I think home-carers have to be one of the most under-rated group of people, those who care for elderly relatives 24/7. It's terribly hard and a strain on every aspect of your own lives. Living without care for yourself and your own needs is far beyond what most people can fathom and the level of unconditional love required wouldn't be possible for some. It's true that parents are there for us when we are children (hopefully anyhow) and the feeling that we must reciprocate when they are elderly and helpless is only natural. I do agree with Johnny that a degree of selfishness is required for your own sanity and well-being. Most countries in the "civilized" world have some kind of help and support available through the State - at least to give a little respite care or some daily help. We each have a right to a life and happiness - our elderly people should not prevent us from living ours - no matter how much our sense of duty haunts us. I also believe that the love and concern flows in both directions - the old folks should understand the right of their offspring to live their lives too and be willing to accept care from others now and again to give them a much needed break. A little tough love might well be necessary, as hard as this might be ...

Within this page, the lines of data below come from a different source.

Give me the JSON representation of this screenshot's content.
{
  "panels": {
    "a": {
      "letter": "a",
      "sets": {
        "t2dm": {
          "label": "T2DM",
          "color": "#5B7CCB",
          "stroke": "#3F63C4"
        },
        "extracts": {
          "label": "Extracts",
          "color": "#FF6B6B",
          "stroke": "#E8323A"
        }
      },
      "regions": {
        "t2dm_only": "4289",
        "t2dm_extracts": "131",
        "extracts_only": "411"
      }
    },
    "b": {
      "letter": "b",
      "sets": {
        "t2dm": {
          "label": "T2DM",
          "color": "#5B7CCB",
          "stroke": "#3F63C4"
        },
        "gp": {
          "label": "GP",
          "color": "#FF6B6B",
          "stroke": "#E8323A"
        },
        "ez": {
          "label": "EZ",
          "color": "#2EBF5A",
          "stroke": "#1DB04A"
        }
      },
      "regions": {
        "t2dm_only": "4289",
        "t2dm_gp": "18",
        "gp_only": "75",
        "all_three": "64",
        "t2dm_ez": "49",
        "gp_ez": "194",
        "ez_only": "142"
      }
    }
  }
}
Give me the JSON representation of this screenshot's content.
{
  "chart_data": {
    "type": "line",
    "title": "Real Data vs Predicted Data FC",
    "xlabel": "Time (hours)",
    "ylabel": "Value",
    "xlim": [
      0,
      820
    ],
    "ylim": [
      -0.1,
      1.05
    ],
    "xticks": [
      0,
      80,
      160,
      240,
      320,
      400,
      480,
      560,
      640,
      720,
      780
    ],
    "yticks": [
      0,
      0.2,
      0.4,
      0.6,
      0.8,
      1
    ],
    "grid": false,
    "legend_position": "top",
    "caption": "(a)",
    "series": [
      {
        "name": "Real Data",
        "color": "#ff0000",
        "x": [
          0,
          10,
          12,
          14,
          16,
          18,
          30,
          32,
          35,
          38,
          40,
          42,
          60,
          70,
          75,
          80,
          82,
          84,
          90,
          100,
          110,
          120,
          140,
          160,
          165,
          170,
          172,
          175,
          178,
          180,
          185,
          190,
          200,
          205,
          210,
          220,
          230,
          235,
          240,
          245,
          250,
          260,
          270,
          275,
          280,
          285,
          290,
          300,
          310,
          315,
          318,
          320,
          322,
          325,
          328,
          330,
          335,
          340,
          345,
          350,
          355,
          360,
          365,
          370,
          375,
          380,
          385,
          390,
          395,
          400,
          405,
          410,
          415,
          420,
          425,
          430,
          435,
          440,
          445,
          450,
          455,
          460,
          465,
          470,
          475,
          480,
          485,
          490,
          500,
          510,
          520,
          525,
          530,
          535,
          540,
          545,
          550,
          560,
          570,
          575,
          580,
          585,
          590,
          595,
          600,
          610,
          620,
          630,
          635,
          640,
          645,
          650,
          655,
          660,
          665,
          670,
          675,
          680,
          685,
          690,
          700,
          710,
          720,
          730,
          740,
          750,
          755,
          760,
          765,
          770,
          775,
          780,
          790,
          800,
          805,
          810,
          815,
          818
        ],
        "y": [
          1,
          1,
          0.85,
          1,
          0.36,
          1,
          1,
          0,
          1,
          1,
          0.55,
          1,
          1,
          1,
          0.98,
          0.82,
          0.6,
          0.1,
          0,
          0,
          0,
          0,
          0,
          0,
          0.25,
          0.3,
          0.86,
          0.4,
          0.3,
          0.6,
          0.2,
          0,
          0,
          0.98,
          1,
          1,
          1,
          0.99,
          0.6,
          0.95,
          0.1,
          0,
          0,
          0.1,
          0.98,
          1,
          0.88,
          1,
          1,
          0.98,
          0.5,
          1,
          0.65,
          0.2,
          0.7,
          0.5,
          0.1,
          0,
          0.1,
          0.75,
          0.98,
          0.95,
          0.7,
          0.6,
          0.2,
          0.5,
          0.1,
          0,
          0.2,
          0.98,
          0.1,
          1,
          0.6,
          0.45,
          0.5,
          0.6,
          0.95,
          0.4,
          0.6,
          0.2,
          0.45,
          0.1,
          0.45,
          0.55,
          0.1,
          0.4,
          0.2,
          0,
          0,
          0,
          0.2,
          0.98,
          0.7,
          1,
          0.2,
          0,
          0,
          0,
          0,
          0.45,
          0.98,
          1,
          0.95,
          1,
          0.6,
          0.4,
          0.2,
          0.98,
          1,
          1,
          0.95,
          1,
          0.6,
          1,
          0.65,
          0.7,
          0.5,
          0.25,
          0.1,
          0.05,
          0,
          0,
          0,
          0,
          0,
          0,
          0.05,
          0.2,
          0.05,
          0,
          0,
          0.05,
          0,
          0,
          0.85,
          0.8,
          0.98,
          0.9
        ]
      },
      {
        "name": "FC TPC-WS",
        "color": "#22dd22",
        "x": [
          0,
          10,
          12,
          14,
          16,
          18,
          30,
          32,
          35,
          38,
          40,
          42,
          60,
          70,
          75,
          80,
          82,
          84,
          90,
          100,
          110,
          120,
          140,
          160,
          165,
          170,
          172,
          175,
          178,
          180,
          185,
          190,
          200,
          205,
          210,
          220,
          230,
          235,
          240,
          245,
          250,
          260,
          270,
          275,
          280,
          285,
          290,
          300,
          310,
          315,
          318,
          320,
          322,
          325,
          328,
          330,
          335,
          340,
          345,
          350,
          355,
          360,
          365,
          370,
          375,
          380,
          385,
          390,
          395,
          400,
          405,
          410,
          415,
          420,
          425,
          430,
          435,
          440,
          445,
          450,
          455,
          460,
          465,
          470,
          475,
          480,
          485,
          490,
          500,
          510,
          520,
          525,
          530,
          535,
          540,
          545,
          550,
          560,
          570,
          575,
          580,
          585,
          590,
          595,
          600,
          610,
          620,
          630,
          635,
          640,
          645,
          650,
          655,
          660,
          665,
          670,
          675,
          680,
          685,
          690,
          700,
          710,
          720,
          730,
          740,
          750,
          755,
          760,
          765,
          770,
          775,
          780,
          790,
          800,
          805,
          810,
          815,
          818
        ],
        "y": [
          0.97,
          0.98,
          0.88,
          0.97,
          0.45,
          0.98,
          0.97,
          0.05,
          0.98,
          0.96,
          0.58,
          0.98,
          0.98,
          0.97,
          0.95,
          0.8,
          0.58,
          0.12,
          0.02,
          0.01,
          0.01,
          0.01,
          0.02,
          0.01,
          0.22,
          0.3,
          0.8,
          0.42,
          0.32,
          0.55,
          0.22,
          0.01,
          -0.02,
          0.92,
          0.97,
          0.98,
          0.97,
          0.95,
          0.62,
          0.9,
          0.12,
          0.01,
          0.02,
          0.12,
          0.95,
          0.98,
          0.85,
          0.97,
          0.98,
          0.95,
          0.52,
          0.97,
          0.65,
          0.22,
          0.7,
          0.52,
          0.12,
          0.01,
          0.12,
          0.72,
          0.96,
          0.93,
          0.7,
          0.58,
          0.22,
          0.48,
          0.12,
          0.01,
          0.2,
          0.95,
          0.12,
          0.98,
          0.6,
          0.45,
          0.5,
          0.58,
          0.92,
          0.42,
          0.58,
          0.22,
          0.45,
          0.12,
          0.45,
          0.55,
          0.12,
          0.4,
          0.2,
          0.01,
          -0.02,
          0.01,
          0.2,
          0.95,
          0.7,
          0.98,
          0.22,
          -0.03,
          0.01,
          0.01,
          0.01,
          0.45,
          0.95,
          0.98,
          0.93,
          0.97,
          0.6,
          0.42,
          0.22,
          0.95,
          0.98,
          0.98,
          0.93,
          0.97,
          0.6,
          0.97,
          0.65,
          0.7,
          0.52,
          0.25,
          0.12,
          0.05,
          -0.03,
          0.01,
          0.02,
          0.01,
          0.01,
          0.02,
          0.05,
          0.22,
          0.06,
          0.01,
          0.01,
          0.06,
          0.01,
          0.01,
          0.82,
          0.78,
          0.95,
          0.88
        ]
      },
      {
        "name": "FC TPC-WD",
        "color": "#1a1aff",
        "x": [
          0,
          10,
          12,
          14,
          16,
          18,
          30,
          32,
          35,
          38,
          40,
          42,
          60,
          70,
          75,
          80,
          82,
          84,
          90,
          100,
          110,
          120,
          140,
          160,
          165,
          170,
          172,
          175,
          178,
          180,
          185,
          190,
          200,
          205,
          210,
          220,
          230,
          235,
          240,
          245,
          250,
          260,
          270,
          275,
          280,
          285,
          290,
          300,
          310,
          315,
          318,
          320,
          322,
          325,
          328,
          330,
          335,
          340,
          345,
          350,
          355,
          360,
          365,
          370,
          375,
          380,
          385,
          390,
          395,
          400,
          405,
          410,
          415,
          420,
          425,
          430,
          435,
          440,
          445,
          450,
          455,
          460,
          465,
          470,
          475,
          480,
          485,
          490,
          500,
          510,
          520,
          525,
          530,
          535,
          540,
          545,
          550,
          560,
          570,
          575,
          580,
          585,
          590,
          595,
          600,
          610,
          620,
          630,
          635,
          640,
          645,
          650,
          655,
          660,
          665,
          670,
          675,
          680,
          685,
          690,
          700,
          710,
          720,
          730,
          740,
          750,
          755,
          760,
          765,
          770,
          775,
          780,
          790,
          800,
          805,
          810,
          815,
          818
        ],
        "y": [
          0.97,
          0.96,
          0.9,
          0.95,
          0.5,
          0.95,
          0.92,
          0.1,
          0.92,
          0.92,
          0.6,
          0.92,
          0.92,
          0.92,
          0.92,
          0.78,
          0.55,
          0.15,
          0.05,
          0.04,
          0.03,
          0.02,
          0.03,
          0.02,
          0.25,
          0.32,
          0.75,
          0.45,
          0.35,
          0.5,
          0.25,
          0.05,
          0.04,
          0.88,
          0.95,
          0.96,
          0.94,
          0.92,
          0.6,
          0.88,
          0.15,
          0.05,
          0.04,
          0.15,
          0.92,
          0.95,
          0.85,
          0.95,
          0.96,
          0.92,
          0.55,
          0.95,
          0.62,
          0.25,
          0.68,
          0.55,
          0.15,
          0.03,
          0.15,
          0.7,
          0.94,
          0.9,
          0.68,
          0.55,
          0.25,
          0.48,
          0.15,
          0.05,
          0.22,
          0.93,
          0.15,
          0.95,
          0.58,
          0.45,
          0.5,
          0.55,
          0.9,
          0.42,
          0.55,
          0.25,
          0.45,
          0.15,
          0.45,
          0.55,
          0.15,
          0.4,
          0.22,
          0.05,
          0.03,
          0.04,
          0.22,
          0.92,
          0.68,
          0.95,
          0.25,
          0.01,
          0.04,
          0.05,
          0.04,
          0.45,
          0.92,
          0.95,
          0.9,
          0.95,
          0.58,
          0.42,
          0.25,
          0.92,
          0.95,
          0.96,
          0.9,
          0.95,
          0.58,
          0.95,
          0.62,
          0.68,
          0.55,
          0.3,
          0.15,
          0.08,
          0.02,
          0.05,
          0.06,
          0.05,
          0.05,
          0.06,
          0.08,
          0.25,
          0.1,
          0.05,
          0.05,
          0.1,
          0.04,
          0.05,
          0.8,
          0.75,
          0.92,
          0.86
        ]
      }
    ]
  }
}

You're lucky you have a sibling to share the burden. I don't. Its just me. I am on call 24/7. I couldn't just let him (my father) sit in his waste and not do something. I can't bare to watch him sit in a chair trying to sleep because he doesn't have the energy or strength to walk 2 feet and climb into bed. I can't let him lie on the floor in a weird position because he fell once again, I have to find a way to lift him to his feet, even if it pulls a muscle in my back. I guess you have more strength and control than I. All I can think of is when I was a child and I was sick, he was there for me. The least I can do is be there for him. Yes, his illness has lasted longer than any of mine, yet if I were in his shoes I'd want the same care. True I'd probably be more accommodating than he is, he can be demanding and impatient. That's the struggle I have to deal with. Thanks for listening and writing your story. It is believe it or not, helpful.